I’m far too tired to make sense of this right now. It’s all I can do to describe it. Someone is dead, and the night is not over.
Saturday, July 21
I don’t think I’m in shock, but my fingers are trembling as I write this. We were up at the school that serves as a center for media, first aid, and training sessions. We had just finished our meeting and were talking and making phone calls when we heard shouts and sirens and people yelling and objects breaking. The cops were raiding the center. We couldn’t get out of the building because there were too many people at the entrance. Lisa grabbed my hand, and we went up five flights of stairs to the very top. Jeffrey joined us. People were scattering and looking for places to hide. We weren’t panicked, but my heart was pounding, and I could hardly catch my breath. We found a room that was empty except for a couple of tables, and we grabbed some sleeping bags to cover our heads in case we got beaten. Then we waited. Helicopters buzzed over the building. We could hear doors slamming and voices shouting below. Then quiet. Someone came in, walked around, and left. I had an almost uncontrollable urge to cough, but I suppressed it.
The light went on. Through a crack between the tables, I could see a helmet, a face. A big Italian cop with a huge paunch loomed over us. He told us to come out. He didn’t seem to be in a beating mood, but we stayed where we were and tried to talk to him using the few Italian words we know: paura (fear) and pacifisti.
He took us down to the third floor, where a great number of people were sitting up against the walls. Someone came in and demanded to know whether there was anyone there from Irish IndyMedia. We waited. Lawyers arrived. The police left. By some arcane Italian law relating to the media, we had a right to be there, although the school across the street was also a media center, and they went in there and beat people up. We watched out the windows as they carried people out on stretchers. One, two, a dozen or more.

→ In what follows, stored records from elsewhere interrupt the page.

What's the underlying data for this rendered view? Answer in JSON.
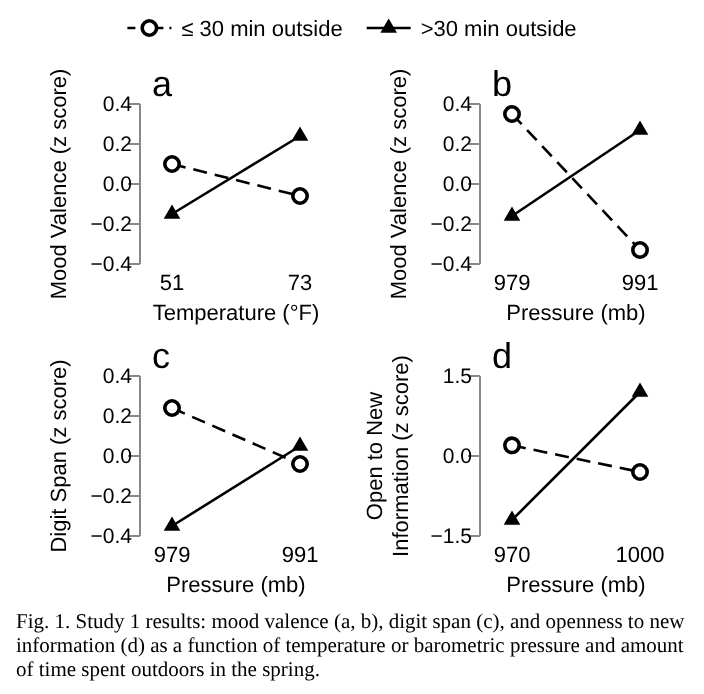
{
  "chart_data": [
    {
      "type": "line",
      "title": "a",
      "xlabel": "Temperature (°F)",
      "ylabel": "Mood Valence (z score)",
      "categories": [
        "51",
        "73"
      ],
      "ylim": [
        -0.4,
        0.4
      ],
      "yticks": [
        {
          "value": 0.4,
          "label": "0.4"
        },
        {
          "value": 0.2,
          "label": "0.2"
        },
        {
          "value": 0,
          "label": "0.0"
        },
        {
          "value": -0.2,
          "label": "−0.2"
        },
        {
          "value": -0.4,
          "label": "−0.4"
        }
      ],
      "legend": "top",
      "series": [
        {
          "name": "≤ 30 min outside",
          "color": "#000000",
          "marker": "circle",
          "line_style": "dashed",
          "values": [
            0.1,
            -0.06
          ]
        },
        {
          "name": ">30 min outside",
          "color": "#000000",
          "marker": "triangle",
          "line_style": "solid",
          "values": [
            -0.15,
            0.24
          ]
        }
      ]
    },
    {
      "type": "line",
      "title": "b",
      "xlabel": "Pressure (mb)",
      "ylabel": "Mood Valence (z score)",
      "categories": [
        "979",
        "991"
      ],
      "ylim": [
        -0.4,
        0.4
      ],
      "yticks": [
        {
          "value": 0.4,
          "label": "0.4"
        },
        {
          "value": 0.2,
          "label": "0.2"
        },
        {
          "value": 0,
          "label": "0.0"
        },
        {
          "value": -0.2,
          "label": "−0.2"
        },
        {
          "value": -0.4,
          "label": "−0.4"
        }
      ],
      "series": [
        {
          "color": "#000000",
          "marker": "circle",
          "line_style": "dashed",
          "values": [
            0.35,
            -0.33
          ]
        },
        {
          "color": "#000000",
          "marker": "triangle",
          "line_style": "solid",
          "values": [
            -0.16,
            0.27
          ]
        }
      ]
    },
    {
      "type": "line",
      "title": "c",
      "xlabel": "Pressure (mb)",
      "ylabel": "Digit Span (z score)",
      "categories": [
        "979",
        "991"
      ],
      "ylim": [
        -0.4,
        0.4
      ],
      "yticks": [
        {
          "value": 0.4,
          "label": "0.4"
        },
        {
          "value": 0.2,
          "label": "0.2"
        },
        {
          "value": 0,
          "label": "0.0"
        },
        {
          "value": -0.2,
          "label": "−0.2"
        },
        {
          "value": -0.4,
          "label": "−0.4"
        }
      ],
      "series": [
        {
          "color": "#000000",
          "marker": "circle",
          "line_style": "dashed",
          "values": [
            0.24,
            -0.04
          ]
        },
        {
          "color": "#000000",
          "marker": "triangle",
          "line_style": "solid",
          "values": [
            -0.35,
            0.05
          ]
        }
      ]
    },
    {
      "type": "line",
      "title": "d",
      "xlabel": "Pressure (mb)",
      "ylabel": "Open to New\nInformation (z score)",
      "categories": [
        "970",
        "1000"
      ],
      "ylim": [
        -1.5,
        1.5
      ],
      "yticks": [
        {
          "value": 1.5,
          "label": "1.5"
        },
        {
          "value": 0,
          "label": "0.0"
        },
        {
          "value": -1.5,
          "label": "−1.5"
        }
      ],
      "annotations": [
        "Fig. 1. Study 1 results: mood valence (a, b), digit span (c), and openness to new information (d) as a function of temperature or barometric pressure and amount of time spent outdoors in the spring."
      ],
      "series": [
        {
          "color": "#000000",
          "marker": "circle",
          "line_style": "dashed",
          "values": [
            0.2,
            -0.3
          ]
        },
        {
          "color": "#000000",
          "marker": "triangle",
          "line_style": "solid",
          "values": [
            -1.2,
            1.2
          ]
        }
      ]
    }
  ]
}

A crowd had gathered and were shouting, “Assassini! Assassini!” The police brought out the walking wounded, arrested them, and took them away. We believed they brought someone out in a body bag.
The crowd below was challenging the cops, and the cops were challenging the crowd, when suddenly a huge circle of media gathered with bright lights. Monica, our host from the Genoa Social Forum, came and found us. She’d been calling embassies and media and may have saved us from getting hurt. All the while, thrumming helicopters were shining spotlights onto the building. A few brave men were holding back the angry crowd, which seemed ready to charge the line of riot cops that had formed in front of the school, shields up and gas masks on. “Tranquilo, tranquilo,” the men were saying, holding up their hands and restraining the crowd from making a suicidal charge. Finally, the cops left.
We went outside and heard the story: The cops had come into the rooms where people were sleeping. Everyone had raised their hands, calling out, “Pacifisti! Pacifisti!” But the cops beat the shit out of them anyway. There’s no other way to say it.
We went into the building and saw blood at every sleeping spot — pools of it in some places — and computers and equipment trashed. We wandered around in shock, not wanting to think about what was happening to those who’d been arrested. We knew that the Italian police have taken people to jail and tortured them.
One young Frenchman from our training session was badly beaten in the street on Friday. In jail, they took him into a room, twisted his arms behind his back, and banged his head on the table. Another man was taken into a room covered with pictures of Mussolini and pornography, where he was alternately slapped around and stroked with affection in a strange form of psychological torture. Others were forced to shout, “Viva il Duce!”
Just in case it isn’t clear: this is fascism, Italian variety. But it is coming our way. It is the lengths to which the powerful will go to defend their power. They lie when they say that globalization means democracy. I can tell you right now, this is not what democracy looks like.